Simple Execution Planner
An execution planner is a crucial component in database systems and task schedulers. It analyzes a set of operations and determines the most efficient order to execute them, minimizing resource usage and execution time. This challenge asks you to build a simplified execution planner that optimizes the order of operations based on a cost model.
Problem Description
You are tasked with creating a basic execution planner in Python. The planner will receive a list of operations, each with an associated cost. The goal is to find the permutation of these operations that results in the lowest total cost. The planner should implement a brute-force approach to explore all possible permutations and select the one with the minimum cost.
Key Requirements:
- Input: A list of tuples, where each tuple represents an operation and contains the operation's name (string) and its cost (integer).
- Output: A tuple containing:
- A list representing the optimal order of operations (list of operation names).
- The minimum total cost achieved by that order (integer).
- Cost Model: The total cost is simply the sum of the costs of the operations in the chosen order.
- Brute-Force Approach: Due to the simplicity of the problem, a brute-force approach (generating all permutations) is acceptable. Do not implement more sophisticated optimization algorithms like dynamic programming or heuristics.
Expected Behavior:
The planner should correctly identify the optimal order of operations and its corresponding cost for various input scenarios. It should handle cases with duplicate operation costs and empty input lists gracefully.
Edge Cases to Consider:
- Empty Input List: If the input list is empty, the planner should return an empty list for the optimal order and a cost of 0.

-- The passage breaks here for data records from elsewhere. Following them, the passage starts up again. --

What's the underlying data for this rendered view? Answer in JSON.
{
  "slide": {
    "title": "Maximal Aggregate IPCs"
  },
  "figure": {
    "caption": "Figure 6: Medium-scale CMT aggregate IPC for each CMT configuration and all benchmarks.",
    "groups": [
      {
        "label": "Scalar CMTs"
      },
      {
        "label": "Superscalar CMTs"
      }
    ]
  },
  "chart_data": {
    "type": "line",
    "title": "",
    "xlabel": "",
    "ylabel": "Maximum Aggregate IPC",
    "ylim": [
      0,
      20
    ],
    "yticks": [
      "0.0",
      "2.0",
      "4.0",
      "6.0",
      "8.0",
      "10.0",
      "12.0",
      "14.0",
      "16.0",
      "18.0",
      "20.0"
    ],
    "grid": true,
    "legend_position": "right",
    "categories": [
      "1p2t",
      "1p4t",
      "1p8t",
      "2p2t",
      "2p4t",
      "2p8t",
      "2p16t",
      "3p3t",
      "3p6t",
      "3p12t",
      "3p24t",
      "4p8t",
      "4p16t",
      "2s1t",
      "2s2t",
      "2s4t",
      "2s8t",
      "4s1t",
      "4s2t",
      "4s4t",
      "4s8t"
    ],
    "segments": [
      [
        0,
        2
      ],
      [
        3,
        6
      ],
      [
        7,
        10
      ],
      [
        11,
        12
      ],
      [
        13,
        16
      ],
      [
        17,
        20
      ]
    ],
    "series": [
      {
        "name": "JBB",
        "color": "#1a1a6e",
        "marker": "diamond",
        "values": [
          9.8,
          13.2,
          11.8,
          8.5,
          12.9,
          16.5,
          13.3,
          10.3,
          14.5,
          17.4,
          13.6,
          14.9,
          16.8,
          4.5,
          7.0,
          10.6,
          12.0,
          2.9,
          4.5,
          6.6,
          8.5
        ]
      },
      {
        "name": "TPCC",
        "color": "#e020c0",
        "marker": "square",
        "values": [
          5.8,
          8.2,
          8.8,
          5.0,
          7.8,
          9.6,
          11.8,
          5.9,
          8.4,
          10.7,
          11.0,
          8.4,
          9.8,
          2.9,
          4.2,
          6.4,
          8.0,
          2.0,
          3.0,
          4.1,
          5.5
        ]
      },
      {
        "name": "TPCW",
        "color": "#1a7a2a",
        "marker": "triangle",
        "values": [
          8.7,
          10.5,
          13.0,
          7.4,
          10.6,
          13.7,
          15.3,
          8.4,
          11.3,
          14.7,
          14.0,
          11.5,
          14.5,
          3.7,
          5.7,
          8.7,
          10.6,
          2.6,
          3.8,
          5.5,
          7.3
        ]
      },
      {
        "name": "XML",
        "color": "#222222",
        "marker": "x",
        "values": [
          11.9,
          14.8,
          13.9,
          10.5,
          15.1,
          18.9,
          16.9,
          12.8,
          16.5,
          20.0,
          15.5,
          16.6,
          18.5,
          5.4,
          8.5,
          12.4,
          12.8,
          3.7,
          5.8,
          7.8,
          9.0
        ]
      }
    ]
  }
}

- Single Operation: If the input list contains only one operation, the planner should return a list containing that operation and its cost.
- Duplicate Costs: The planner should handle cases where multiple operations have the same cost. Any permutation resulting in the minimum cost is acceptable.
Examples
Example 1:
Input: [("A", 10), ("B", 5), ("C", 8)]
Output: ['B', 'C', 'A']
Explanation: The permutations and their costs are:
- ['A', 'B', 'C']: 10 + 5 + 8 = 23
- ['A', 'C', 'B']: 10 + 8 + 5 = 23
- ['B', 'A', 'C']: 5 + 10 + 8 = 23
- ['B', 'C', 'A']: 5 + 8 + 10 = 23
- ['C', 'A', 'B']: 8 + 10 + 5 = 23
- ['C', 'B', 'A']: 8 + 5 + 10 = 23
All permutations have the same cost. Any of them is a valid output.
Example 2:
Input: [("X", 2), ("Y", 7), ("Z", 1)]
Output: ['Z', 'X', 'Y']
Explanation: The permutation ['Z', 'X', 'Y'] has the lowest cost: 1 + 2 + 7 = 10.
Example 3: (Edge Case)
Input: []
Output: ([], 0)
Explanation: An empty input list should return an empty list and a cost of 0.
Constraints
- The number of operations in the input list will be between 0 and 10 (inclusive). This limits the computational complexity of the brute-force approach.
- Operation names will be strings consisting of uppercase letters (A-Z).
- Operation costs will be non-negative integers.
- The code should be reasonably efficient for the given constraints. While brute-force is acceptable, avoid unnecessary overhead.
Notes
- You can use the
itertools.permutationsfunction from the Python standard library to generate permutations. - Focus on clarity and correctness. The code should be easy to understand and produce the correct output.
- Consider how to handle ties in cost – any optimal permutation is acceptable.
- The function should return a tuple as specified in the "Output" section.